Agostino annuncia a Nebridio i progressi nella conoscenza degli intelligibili (n. 1), fatti durante il suo ritiro a Cassicaco nella campagna di Verecondo, per cui è convinto che la mente è superiore ai sensi (n. 2).

 

 

1.   Mirum admodum est, quam mihi praeter spem evenerit, quod cum requiro quibus epistolis tuis mihi respondendum remanserit, unam tantum inveni quae me adhuc debitorem teneret, qua petis ut tanto nostro otio, quantum esse arbitraria tecum, aut nobiscum cupis, indicemus tibi quid in sensibilis atque intellegibilis naturae discernentia profecerimus. Sed non arbitror occultum tibi esse, si falsis opinionibus tanto quisque inseritur magis, quanto magis in eis familiariusque volutatur, multo id facilius in rebus veris animo accidere. Ita tamen paulatim ut per aetatem proficimus. Quippe cum plurimum inter puerum et iuvenem distet, nemo a pueritia quotidie interrogatus se aliquando iuvenem dicet.

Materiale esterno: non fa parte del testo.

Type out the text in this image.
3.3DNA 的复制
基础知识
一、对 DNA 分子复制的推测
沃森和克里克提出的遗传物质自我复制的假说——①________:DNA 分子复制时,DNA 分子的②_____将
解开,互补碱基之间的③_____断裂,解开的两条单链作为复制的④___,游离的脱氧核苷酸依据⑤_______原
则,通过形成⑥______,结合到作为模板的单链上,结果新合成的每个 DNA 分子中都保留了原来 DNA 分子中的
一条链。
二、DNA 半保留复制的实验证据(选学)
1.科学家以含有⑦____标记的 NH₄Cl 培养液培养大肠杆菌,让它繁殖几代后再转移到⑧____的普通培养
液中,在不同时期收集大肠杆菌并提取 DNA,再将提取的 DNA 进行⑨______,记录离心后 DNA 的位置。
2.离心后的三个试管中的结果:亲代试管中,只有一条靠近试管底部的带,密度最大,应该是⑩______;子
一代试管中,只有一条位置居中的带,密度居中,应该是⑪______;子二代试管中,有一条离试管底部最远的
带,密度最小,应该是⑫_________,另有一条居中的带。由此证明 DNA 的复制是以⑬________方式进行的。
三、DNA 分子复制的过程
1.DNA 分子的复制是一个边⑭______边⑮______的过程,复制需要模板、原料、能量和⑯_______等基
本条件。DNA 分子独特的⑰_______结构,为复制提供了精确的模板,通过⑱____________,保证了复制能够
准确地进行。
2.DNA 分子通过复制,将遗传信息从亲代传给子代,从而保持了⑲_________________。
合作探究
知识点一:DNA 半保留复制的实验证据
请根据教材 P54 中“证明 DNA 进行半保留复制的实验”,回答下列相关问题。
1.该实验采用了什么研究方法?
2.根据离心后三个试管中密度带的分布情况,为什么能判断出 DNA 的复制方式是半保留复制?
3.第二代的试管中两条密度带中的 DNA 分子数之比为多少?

1. È assai strano quello che inaspettatamente mi è accaduto, mentre esaminavo a quali delle tue lettere mi fosse rimasto da rispondere. Ne ho trovato una soltanto per cui ero ancora in debito, dove mi chiedi di informarti dei progressi che ho fatti nel discernere la natura sensibile e quella intelligibile, impiegando tutto il tempo che tu credi, o insieme con me desideri, che io abbia. Ma non penso che tu non sappia che, se ciascuno tanto più si radica nelle false opinioni quanto più a lungo e familiarmente si immerge in esse, questo con molto maggior facilità accade alla mente in materia di verità. Però così facendo progrediamo poco a poco, come avviene per l'età. Giacché, sebbene grandissima sia la differenza tra un bambino ed un giovane, nessuno, se lo si è interrogato quotidianamente fin dalla puerizia, si dirà mai giovane.

 

 

2.   Quod nolo in eam partem accipias, ut nos in his rebus quasi ad quamdam mentis iuventutem firmioris intellegentiae robore pervenisse existimes. Pueri enim sumus, sed, ut dici assolet, forsitan belli, et non mali. Nam plerumque perturbatos et sensibilium plagarum curis refertos mentis oculos illa tibi notissima ratiuncula in respirationem levat, mentem atque intellegentiam oculis et hoc vulgari aspectu esse meliorem: quod non ita esset, nisi magis essent illa quae intellegimus, quam ista quae cernimus. Cui ratiocinationi utrum nihil valide inimicum sit, peto mecum consideres. Hac ego interim recreatus, cum Deo in auxilium deprecato, et in ipsum, et in ea quae verissime vera sunt attolli coepero, tanta nonnumquam rerum manentium praesumptione compleor, ut mirer interdum illa mihi opus esse ratiocinatione, ut haec esse credam, quaetanta insunt praesentia, quanta sibi quisque sit praesens. Recole tu quoque; nam te fateor huius rei esse diligentiorem, ne quid forte nesciens rescriptis adhuc debeam. Nam mihi non facit fidemtam multorum onerum, quae aliquando numeraveram, tam repentina depositio: quamvis te accepisse litteras meas non dubitem, quarum rescripta non habeo.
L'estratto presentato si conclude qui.